Yüzyıllardır erkek egemen sistem-kültür tarafından ezilen, kişiliksiz kılınan, alınıp-satılan, öldürülen kadınlar dünyanın bu bölgesinde artık geleceğe daha bir umutla bakıyorlar. Yıllardır kadın olmalarından dolayı kendilerine yazgı olarak kabul ettirilenleri yıkabilmek için var güçleriyle mücadele eden, can veren kadınlar; cinsiyetçiliğin yaşanmadığı, eşitliğin olduğu, olması için uğraş verdikleri bir yönetimi ve kazanımlarını kaybetmemek için direniyorlar. İşte bu yüzden, içlerinde taşıdıkları kadın nefretiyle Ezidi kadınlara, Türkmen kadınlara, Kürt kadınlara saldıran IŞİD’in karşısındalar. İstiyorlar ki, topraklarında yeni kurdukları yaşamlarına devam edebilsinler. İstiyorlar ki yıllardır tırnaklarıyla çabalayarak var ettikleri kadın devrimi sona ermesin.
Ve şu anda yetmiş yaşında olan Leyla Halid’e kadınların bugün geldiği noktadan, Rojava’dan kardeşçe selam gönderiyorlar ve bir fısıltı çağıldıyor kulaklarında kadınların: Gülemiyorsun ya, gülmek, bir halk gülüyorsa gülebilmektir.*
• E.Cansever /Mendilimde Kan Sesleri
24 Aralık 2014/ Sevgi Çifter
Dünyalılar Editörün Notu: Yazıda bahsi geçen kanlı çete, Amerikan ve İsrail hamiliğinde bölgedeki taşeronlar kullanılarak peydahlanmıştır ve yine bu aynı güçlerin sözde destekledikleri gruplar tarafından geri püskürtülmeye çalışılmaktadır.
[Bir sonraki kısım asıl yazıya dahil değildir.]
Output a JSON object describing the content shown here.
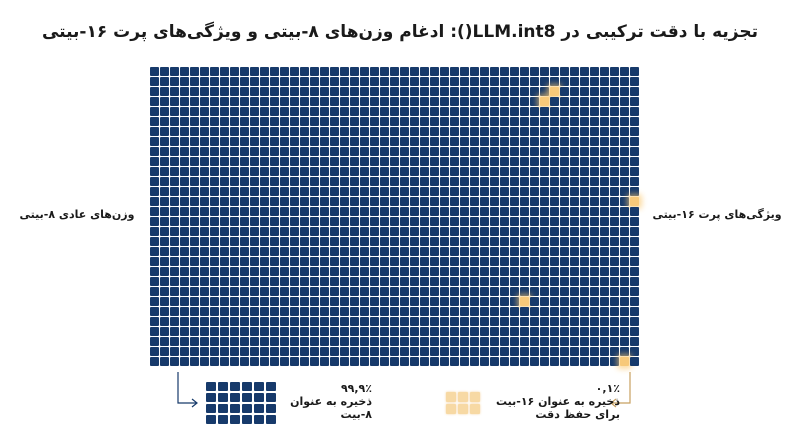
{
  "title": "تجزیه با دقت ترکیبی در LLM.int8(): ادغام وزن‌های ۸-بیتی و ویژگی‌های پرت ۱۶-بیتی",
  "grid": {
    "columns": 49,
    "rows": 30,
    "cell_color": "#173a6b",
    "highlight_color": "#f7c97a",
    "highlighted_cells": [
      {
        "row": 3,
        "col": 41
      },
      {
        "row": 4,
        "col": 40
      },
      {
        "row": 14,
        "col": 49
      },
      {
        "row": 24,
        "col": 38
      },
      {
        "row": 30,
        "col": 48
      }
    ]
  },
  "labels": {
    "left": "وزن‌های عادی ۸-بیتی",
    "right": "ویژگی‌های پرت ۱۶-بیتی"
  },
  "legend": {
    "int8": {
      "percent": "۹۹,۹٪",
      "line1": "ذخیره به عنوان",
      "line2": "۸-بیت",
      "icon": "arrow-icon"
    },
    "fp16": {
      "percent": "۰,۱٪",
      "line1": "ذخیره به عنوان ۱۶-بیت",
      "line2": "برای حفظ دقت",
      "icon": "arrow-icon"
    }
  }
}
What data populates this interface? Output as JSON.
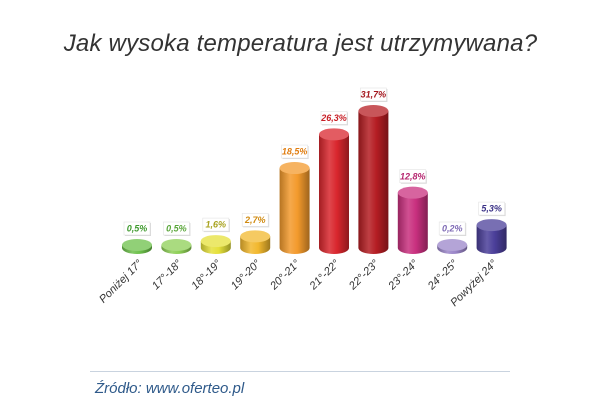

Kaybedenin bölgenin tüm halklarının olduğu şüphe götürmez, hem Rojavalı ve hem de bölgede çektikleri tüm acılara rağmen direnen kadınların samimi ve yürekli çabaları insanlık adına umut veriyor. Bölgenin istikrarsızlaştırılmasına yönelik bu emperyalist oyun, emperyalistlerin kendi silahlarıyla bertaraf edilebilir mi? Ben günün sonunda ulaşılacak noktanın çok da hayırlı olacağını düşünmüyorum (ki an itibariyle bile hasar çok derin) ama yuvalarını, hayallerini korumaya çalışan bu onurlu kadınları da görmezden gelemiyorum.